Ogni giorno deve fermarsi vicino alla
siepe ad arco delle rose. C’è la rosa antica, dal nome evangelico “purezza”
figlia della storia. Mansuino, il primo ibridatore, l’ha creata dalla rosa
banxia, portata in Europa da Banx, nientemeno che il consigliere botanico di Re
Giorgio III di Inghilterra nei primi dell’800.
Ma nel giardino della terra promessa
il nutrimento viene dal bello e dal buono. E dunque il frutteto è la sua
creatura più desiderata perché oggetto di cure coerenti e sofisticate. Le
albicocche, le susine, le giuggiole, le pere. E le amarene, le più preziose,
perle scure e lucenti, profumate, pronte per la confettura indispensabile ai
dolci della festa. E a casa sua, quando era bambina, i dolci non erano per la
tavola familiare, ma per gli ospiti più attesi. La confettura, appunto,
mantiene intatto il frutto che non è annientato dalla preparazione e conserva
il marchio del terroir d’origine. E la coltivazione è rigorosamente biologica,
solo così può trattenere l’innocenza della frutta rossa, sprigionare nel palato
ricordi speziati di noce moscata, con retrogusto di cacao e di frutto
gradevolmente asprigno.
Puoi spalmarla sul pane integrale o
accostarla a formaggi a pasta dura o molle, ma riceve l’oscar per la migliore
attrice non protagonista nei dolci con crema o ricotta, sul gelato e sul
budino.
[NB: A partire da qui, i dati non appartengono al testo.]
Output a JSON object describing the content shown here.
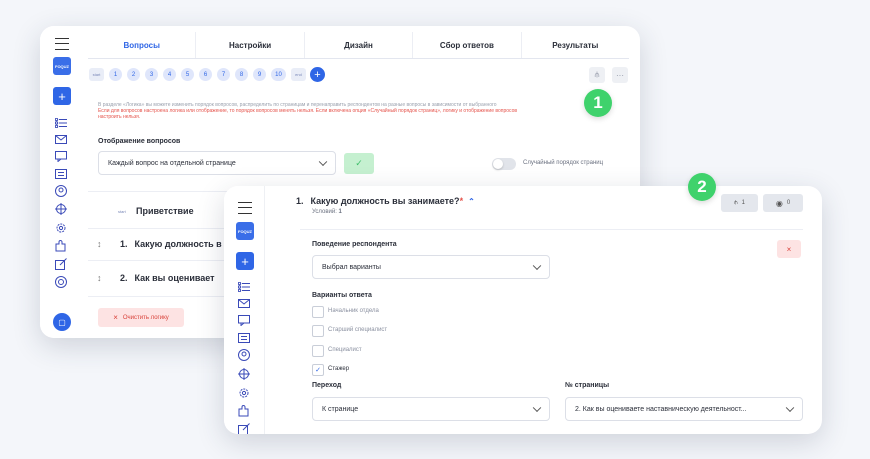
{
  "tabs": [
    "Вопросы",
    "Настройки",
    "Дизайн",
    "Сбор ответов",
    "Результаты"
  ],
  "pages": {
    "start": "start",
    "numbers": [
      "1",
      "2",
      "3",
      "4",
      "5",
      "6",
      "7",
      "8",
      "9",
      "10"
    ],
    "end": "end",
    "add": "+"
  },
  "logo_text": "FOQUZ",
  "info": {
    "line1": "В разделе «Логика» вы можете изменить порядок вопросов, распределить по страницам и перенаправить респондентов на разные вопросы в зависимости от выбранного",
    "line2": "Если для вопросов настроена логика или отображение, то порядок вопросов менять нельзя. Если включена опция «Случайный порядок страниц», логику и отображение вопросов",
    "line3": "настроить нельзя."
  },
  "display": {
    "label": "Отображение вопросов",
    "value": "Каждый вопрос на отдельной странице",
    "random_label": "Случайный порядок страниц"
  },
  "list": {
    "start_tag": "start",
    "greeting": "Приветствие",
    "q1": {
      "num": "1.",
      "text": "Какую должность в"
    },
    "q2": {
      "num": "2.",
      "text": "Как вы оценивает"
    }
  },
  "reset_label": "Очистить логику",
  "badges": {
    "one": "1",
    "two": "2"
  },
  "question": {
    "num": "1.",
    "title": "Какую должность вы занимаете?",
    "required": "*",
    "conditions_label": "Условий:",
    "conditions_count": "1",
    "logic_count": "1",
    "view_count": "0"
  },
  "behavior": {
    "label": "Поведение респондента",
    "value": "Выбрал варианты"
  },
  "answers": {
    "label": "Варианты ответа",
    "options": [
      {
        "text": "Начальник отдела",
        "checked": false
      },
      {
        "text": "Старший специалист",
        "checked": false
      },
      {
        "text": "Специалист",
        "checked": false
      },
      {
        "text": "Стажер",
        "checked": true
      }
    ]
  },
  "transition": {
    "label": "Переход",
    "value": "К странице"
  },
  "page_no": {
    "label": "№ страницы",
    "value": "2. Как вы оцениваете наставническую деятельност..."
  },
  "colors": {
    "accent": "#2f66e6",
    "success": "#3fd26c",
    "danger": "#d9433b"
  }
}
La bellezza e il piacere si mescolano nell’armonia delle cose. C’erano
le vigne lì vicino, una volta. Ci passavano a piedi o sul mulo, lei e le sue
sorelle. E c’era anche un vignaiolo, con una buona dose di mania compulsiva
anche lui. Aveva un sogno, lasciare la sua impronta in quei luoghi. Peppe si
chiamava e voleva, con innesti opportuni o pratiche magiche, far nascere
albicocche senza noccioli. Sorridevano scettici i vecchi, ma i bambini già
pativano l’assenza dei loro piccoli tesori, i mucchietti di noccioli, compagni
di giochi sulla pietra fresca dietro la casa. Metamorfosi, lei sogna,
metamorfosi dell’uomo e delle cose, dinamica di cambiamento del giardino e del
giardiniere. Questo l’affascina e l’ha conquistata dalla prima volta che ha
letto Gilles Clement e la sua teoria del giardino in movimento. E voilà
movimenti all’orizzonte. Si intravvedono da lontano, bianchi cavalieri,
immobili, in attesa sul sentiero delle siepi di rose, forniti di lance
ruotanti. Con le punte aguzze bussano al palazzo di Eolo e chiedono lo stesso
dono offerto a Ulisse. Lo ottengono. Il vento, nuova energia per vivere, non
nascosto nell’otre, ma libero nell’aria a pascolare le nuvole. E la terra
promessa a madri, padri e bambini del futuro? “Non posso perdere tempo” ripete
lei compulsiva, “il piacere mi chiama”.